Blogs: Shitty First Drafts

I'm reading Anne Lamott's Bird by Bird, a fantastically funny and informative book that offers "some instructions on writing and life." A typical piece of instruction, taken from the chapter titled "Shitty First Drafts:"

"All good writers write [shitty first drafts]. This is how they end up with good second drafts and terrific third drafts. People tend to look at successful writers, writers who are getting their books published and maybe even doing well financially, and think that they sit down at their desks every morning feeling like a million dollars, feeling great about who they are and how much talent they have and what a great story they have to tell; that they take in a few deep breaths, push back their sleeves, roll their necks a few times to get all the cricks out, and dive in, typing fully formed passages as fast as a court reporter. But this is just the fantasy of the uninitiated. I know some very great writers, writers you love who write beautifully and have made a great deal of money, and not one of them sits down routinely feeling wildly enthusiastic and confident. Not one of them writes elegant first drafts. All right, one of them does, but we do not like her very much. We do not think that she has a rich inner life or that God likes her or can even stand her. (Although when I mentioned this to my priest friend Tom, he said you can safely assume you've created God in your own image when it turns out that God hates all the same people you do.)"

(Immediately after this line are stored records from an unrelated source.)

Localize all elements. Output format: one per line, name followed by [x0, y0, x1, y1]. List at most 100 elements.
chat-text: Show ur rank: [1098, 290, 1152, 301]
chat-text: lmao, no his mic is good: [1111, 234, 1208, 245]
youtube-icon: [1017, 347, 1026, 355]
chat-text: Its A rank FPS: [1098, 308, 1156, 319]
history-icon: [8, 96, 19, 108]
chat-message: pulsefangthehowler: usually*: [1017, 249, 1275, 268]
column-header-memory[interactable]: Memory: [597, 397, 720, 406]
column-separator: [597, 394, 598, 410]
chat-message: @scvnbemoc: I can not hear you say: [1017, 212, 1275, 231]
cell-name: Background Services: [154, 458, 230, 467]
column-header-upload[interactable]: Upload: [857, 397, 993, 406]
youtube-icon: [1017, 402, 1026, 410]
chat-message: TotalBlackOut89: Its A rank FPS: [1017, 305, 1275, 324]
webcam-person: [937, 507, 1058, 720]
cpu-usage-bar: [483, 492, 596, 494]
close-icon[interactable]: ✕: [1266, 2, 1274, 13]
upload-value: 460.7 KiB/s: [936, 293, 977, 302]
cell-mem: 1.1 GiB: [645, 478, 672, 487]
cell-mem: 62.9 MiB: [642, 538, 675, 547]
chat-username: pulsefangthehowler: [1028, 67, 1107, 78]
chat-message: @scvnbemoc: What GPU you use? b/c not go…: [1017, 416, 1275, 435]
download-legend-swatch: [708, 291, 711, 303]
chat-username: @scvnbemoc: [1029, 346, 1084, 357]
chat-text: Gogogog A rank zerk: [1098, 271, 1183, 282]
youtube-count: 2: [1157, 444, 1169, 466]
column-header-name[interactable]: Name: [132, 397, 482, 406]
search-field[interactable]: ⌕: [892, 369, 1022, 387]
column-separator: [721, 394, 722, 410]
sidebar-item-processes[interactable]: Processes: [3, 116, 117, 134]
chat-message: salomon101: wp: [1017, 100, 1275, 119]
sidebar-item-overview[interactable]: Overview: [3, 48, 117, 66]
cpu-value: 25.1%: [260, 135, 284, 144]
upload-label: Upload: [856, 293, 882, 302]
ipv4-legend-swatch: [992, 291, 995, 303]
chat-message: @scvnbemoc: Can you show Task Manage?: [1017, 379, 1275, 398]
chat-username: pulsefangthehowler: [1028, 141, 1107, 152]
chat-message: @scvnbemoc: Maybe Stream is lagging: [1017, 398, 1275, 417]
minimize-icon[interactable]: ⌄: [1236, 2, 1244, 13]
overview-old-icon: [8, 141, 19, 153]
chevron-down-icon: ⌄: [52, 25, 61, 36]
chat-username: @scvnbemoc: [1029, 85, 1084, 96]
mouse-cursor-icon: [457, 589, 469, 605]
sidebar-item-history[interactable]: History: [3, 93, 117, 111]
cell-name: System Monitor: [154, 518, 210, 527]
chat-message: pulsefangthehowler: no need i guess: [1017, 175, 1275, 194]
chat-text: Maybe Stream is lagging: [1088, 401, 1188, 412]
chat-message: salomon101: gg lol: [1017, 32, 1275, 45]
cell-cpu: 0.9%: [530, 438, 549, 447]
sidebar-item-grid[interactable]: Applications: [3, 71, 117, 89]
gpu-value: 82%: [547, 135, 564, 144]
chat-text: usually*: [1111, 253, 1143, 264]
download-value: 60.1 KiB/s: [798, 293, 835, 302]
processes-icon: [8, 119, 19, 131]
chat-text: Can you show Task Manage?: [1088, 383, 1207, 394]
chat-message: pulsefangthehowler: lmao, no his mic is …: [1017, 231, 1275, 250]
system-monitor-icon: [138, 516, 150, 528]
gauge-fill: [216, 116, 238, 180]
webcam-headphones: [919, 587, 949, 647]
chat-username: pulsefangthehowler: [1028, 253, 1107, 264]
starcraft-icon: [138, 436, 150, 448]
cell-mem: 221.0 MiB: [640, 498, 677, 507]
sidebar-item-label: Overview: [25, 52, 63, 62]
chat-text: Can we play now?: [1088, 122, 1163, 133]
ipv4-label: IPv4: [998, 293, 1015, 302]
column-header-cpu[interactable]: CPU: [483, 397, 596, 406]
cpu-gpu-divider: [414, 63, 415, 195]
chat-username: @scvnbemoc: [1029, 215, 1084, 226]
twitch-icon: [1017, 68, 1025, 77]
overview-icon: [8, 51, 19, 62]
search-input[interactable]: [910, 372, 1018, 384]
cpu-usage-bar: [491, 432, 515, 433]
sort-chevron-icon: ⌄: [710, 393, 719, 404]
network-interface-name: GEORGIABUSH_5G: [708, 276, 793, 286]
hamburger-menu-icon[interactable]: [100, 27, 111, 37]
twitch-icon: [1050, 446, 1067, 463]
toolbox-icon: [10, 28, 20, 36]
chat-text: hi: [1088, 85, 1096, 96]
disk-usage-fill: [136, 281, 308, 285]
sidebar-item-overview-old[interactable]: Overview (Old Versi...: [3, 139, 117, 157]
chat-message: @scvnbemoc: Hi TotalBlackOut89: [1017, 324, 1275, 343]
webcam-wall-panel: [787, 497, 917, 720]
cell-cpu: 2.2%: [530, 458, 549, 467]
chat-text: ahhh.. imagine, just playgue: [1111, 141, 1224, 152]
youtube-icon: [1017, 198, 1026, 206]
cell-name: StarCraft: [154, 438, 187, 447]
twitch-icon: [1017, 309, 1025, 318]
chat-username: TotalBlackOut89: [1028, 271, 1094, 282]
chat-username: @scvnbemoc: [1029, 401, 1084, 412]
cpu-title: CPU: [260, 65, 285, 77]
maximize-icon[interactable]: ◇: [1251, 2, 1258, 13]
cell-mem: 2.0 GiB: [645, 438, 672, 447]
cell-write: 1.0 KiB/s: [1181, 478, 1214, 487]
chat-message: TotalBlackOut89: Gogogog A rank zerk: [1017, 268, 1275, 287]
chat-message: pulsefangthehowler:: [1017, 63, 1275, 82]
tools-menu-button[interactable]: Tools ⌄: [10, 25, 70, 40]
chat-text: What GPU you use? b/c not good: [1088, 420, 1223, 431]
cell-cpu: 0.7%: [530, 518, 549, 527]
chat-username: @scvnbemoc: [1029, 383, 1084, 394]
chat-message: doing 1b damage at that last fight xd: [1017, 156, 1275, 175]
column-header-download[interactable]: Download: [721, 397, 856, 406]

First of all, is that not wonderful? Lamott mixes in so many elements -- humor and a relaxed voice, mostly, not to mention a successful, totally tangential parenthetical -- that we can't help but wonder what the first draft of this very paragraph must have looked like.

But mostly, this is incredibly comforting. I'm sure I'm not the only writer who's ever written something I'd rather eat than show to another living soul. Getting over that hump -- making myself just sit down and write and not worry about spitting out polished prose on the first attempt -- is probably the most important thing I've learned in two quarters of a master's writing program. Taking the time to write a shitty first draft and then revise it -- this must be how the great writers do it. Why didn't I realize that before?

I think this is also why we consider blogging such an inferior writing outlet: It's almost always comprised entirely of shitty first drafts. This, what I'm writing right now, is a shitty first draft. I won't revise it, save maybe fixing some spelling errors. I might read it through once, but I'm not going to go back over it and take the time to really craft it. There are way too many people like me out there, throwing up their shitty first drafts all over the Internet.

See? Being a writer is a practice in self-hatred. Being a blogger, doubly so.

So really, thanks for reading. I promise I do actually edit my posts sometimes.

1 comment:

  1. My seminar professor, our first quarter at NU, told me exactly that: just write. Best writing advice I ever got!